Not only does my back light not whine but my touchpad doesn’t feel like sandpaper, my keyboard isn’t mushy, my keys don’t double type, there is no electrical hum, the power adapter is as robust as any I have used in the past 30 years and the processor/RAM are fast enough to run 20 VMs in Qubes with no noticeable lag. I feel like a damn leprechaun!!!
He continued, saying “the Librem 14 is the first to see the benefit, due to it (fortunately at the moment) having a stabler supply chain (CPU supply in the past has been a concern) with shorter lead times for components… So this blog post serves both to announce the good news about Librem 14 supply specifically as well as to announce the new approach overall.”
@Kyle_Rankin With all due respect then, please answer the on topic request which has been posed by many people including in this thread.

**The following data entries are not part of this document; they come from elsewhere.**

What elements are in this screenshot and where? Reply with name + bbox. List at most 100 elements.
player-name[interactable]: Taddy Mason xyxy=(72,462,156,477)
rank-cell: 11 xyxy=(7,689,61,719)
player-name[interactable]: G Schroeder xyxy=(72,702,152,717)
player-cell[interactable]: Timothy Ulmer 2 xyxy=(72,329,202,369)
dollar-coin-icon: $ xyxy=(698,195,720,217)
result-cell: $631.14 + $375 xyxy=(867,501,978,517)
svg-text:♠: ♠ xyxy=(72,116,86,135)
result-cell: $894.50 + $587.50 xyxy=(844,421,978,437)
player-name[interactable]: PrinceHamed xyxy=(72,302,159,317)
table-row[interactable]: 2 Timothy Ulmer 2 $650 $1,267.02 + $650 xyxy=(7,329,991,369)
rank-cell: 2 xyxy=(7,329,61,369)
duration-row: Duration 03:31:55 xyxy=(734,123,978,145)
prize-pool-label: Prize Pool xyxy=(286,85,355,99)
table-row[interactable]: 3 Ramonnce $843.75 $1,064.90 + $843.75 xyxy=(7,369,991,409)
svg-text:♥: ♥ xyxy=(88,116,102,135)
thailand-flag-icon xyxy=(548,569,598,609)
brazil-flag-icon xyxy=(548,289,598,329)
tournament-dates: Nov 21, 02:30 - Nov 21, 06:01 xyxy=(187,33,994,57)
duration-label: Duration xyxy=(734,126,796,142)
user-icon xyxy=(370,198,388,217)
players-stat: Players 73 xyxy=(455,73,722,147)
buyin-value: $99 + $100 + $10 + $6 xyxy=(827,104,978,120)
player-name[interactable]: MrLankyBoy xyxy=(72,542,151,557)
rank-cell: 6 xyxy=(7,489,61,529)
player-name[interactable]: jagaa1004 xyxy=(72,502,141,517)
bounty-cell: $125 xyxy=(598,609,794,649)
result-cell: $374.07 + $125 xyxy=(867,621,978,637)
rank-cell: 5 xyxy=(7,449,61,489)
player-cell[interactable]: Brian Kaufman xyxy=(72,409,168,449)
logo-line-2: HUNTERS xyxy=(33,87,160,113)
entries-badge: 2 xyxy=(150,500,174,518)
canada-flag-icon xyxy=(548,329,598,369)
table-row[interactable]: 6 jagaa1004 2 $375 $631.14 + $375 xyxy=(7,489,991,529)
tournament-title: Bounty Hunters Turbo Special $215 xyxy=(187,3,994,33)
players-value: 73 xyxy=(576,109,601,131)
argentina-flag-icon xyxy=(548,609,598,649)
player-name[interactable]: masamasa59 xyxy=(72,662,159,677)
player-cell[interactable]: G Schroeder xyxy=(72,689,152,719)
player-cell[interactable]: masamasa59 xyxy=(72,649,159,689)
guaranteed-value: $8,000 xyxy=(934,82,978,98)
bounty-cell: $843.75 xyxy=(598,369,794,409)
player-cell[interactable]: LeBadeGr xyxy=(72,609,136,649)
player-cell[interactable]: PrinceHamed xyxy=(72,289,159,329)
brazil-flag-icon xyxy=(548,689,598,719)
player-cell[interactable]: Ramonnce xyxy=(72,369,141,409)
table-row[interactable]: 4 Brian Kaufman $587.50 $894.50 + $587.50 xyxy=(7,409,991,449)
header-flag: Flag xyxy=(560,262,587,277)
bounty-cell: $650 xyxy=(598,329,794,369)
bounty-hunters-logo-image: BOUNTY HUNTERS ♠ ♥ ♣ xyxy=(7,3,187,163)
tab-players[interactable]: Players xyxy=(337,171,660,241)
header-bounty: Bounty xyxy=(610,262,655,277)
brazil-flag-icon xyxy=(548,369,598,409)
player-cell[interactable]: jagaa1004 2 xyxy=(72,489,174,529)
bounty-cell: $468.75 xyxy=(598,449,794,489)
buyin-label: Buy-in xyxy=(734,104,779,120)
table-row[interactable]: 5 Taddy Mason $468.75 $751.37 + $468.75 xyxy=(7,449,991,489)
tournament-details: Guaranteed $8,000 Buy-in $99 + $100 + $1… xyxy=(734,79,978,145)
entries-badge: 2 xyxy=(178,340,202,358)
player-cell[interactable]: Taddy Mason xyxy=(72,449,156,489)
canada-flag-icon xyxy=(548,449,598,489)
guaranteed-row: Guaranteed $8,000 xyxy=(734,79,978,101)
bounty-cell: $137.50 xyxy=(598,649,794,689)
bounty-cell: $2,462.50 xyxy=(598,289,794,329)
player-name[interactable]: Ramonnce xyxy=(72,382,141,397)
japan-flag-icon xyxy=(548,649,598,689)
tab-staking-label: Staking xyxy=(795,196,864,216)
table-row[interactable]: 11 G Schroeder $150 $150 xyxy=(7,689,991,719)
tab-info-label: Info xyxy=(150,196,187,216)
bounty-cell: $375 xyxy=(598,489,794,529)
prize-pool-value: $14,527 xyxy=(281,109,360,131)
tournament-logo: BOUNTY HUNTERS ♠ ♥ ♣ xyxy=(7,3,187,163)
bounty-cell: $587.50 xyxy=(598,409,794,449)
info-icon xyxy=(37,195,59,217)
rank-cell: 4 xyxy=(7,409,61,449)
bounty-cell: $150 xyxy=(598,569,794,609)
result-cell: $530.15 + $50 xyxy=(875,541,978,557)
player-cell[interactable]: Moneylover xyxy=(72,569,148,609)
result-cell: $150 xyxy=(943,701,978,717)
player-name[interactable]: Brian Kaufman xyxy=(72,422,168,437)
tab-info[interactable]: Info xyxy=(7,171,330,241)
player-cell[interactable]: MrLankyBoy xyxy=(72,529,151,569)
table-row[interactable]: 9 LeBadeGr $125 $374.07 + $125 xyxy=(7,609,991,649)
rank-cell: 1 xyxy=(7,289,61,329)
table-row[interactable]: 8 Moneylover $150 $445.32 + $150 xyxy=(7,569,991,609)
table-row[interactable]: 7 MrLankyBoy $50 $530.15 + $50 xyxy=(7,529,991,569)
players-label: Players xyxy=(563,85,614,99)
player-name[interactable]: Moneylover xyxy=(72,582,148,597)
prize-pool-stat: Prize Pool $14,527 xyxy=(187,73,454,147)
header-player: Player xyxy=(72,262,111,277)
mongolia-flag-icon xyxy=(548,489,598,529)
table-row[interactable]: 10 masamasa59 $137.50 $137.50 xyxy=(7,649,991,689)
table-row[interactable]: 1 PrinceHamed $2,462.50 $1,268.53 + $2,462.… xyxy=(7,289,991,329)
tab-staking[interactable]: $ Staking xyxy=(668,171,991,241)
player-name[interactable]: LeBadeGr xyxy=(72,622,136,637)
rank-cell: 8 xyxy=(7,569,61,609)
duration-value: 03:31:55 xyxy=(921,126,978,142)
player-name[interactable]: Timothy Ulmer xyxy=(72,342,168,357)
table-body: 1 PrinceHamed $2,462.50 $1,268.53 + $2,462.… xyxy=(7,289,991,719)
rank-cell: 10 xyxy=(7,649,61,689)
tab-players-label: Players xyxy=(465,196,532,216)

Namely, precisely define in stock as pertains to Purism inventory; i.e. do you mean the components are physically on a Purism shelf or a supplier/manufacturer’s shelf?
Since no details are given for delays of in stock items even MONTHS AFTER receiving the address confirmation email stating the Librem 14 would ship within 10 days, it is hard to believe that in stock means inventory on a Purism shelf.
“In stock” in the context of our past “Just in Time” approach to fulfillment meant that we had the particular item on shelves in our fulfillment center and were shipping through them, and would fulfill new orders “just in time” based on the lead time estimate (ideally our standard 10-business day window but with the current supply chain woes, as you know, lead times for some of our products are much longer). Items are listed as “backordered” when we don’t have them on our shelves and the next just-in-time manufacturing run won’t arrive at the fulfillment center within our lead time.
But as the article discusses, and you allude to, relying on Just in Time for fulfillment works until it doesn’t. What we’ve seen, and what’s been so challenging, is that when a link in the chain breaks, it ends up breaking these past estimates and causing delays, without much cushion to absorb that. When you combine that with new orders that keep coming in, it sometimes creates a backlog. When these things have happened we try our best to update our lead times, etc. to account for it, but we can’t go back in the past and update the estimates that are now no longer accurate.
This is the reason for this new approach this article is talking about. Instead of relying on a steady stream of just-in-time manufacturing runs to stay in stock, we are going to start maintaining much more inventory than we need so that we can better absorb any future disruptions. Very soon we will be all caught up on the Librem 14 backlog, at shipping parity, and if it weren’t for the two-week office closure at the end of the year we would have already updated and shortened the Librem 14 lead time to be less than 6 weeks.
By the beginning of the year the Librem 14 stock won’t rely on just in time. We have invested to ensure the rest of the products take the same approach (as supplies permit) but with varying lead times and challenges getting components, but it will take longer for some products to get to that point.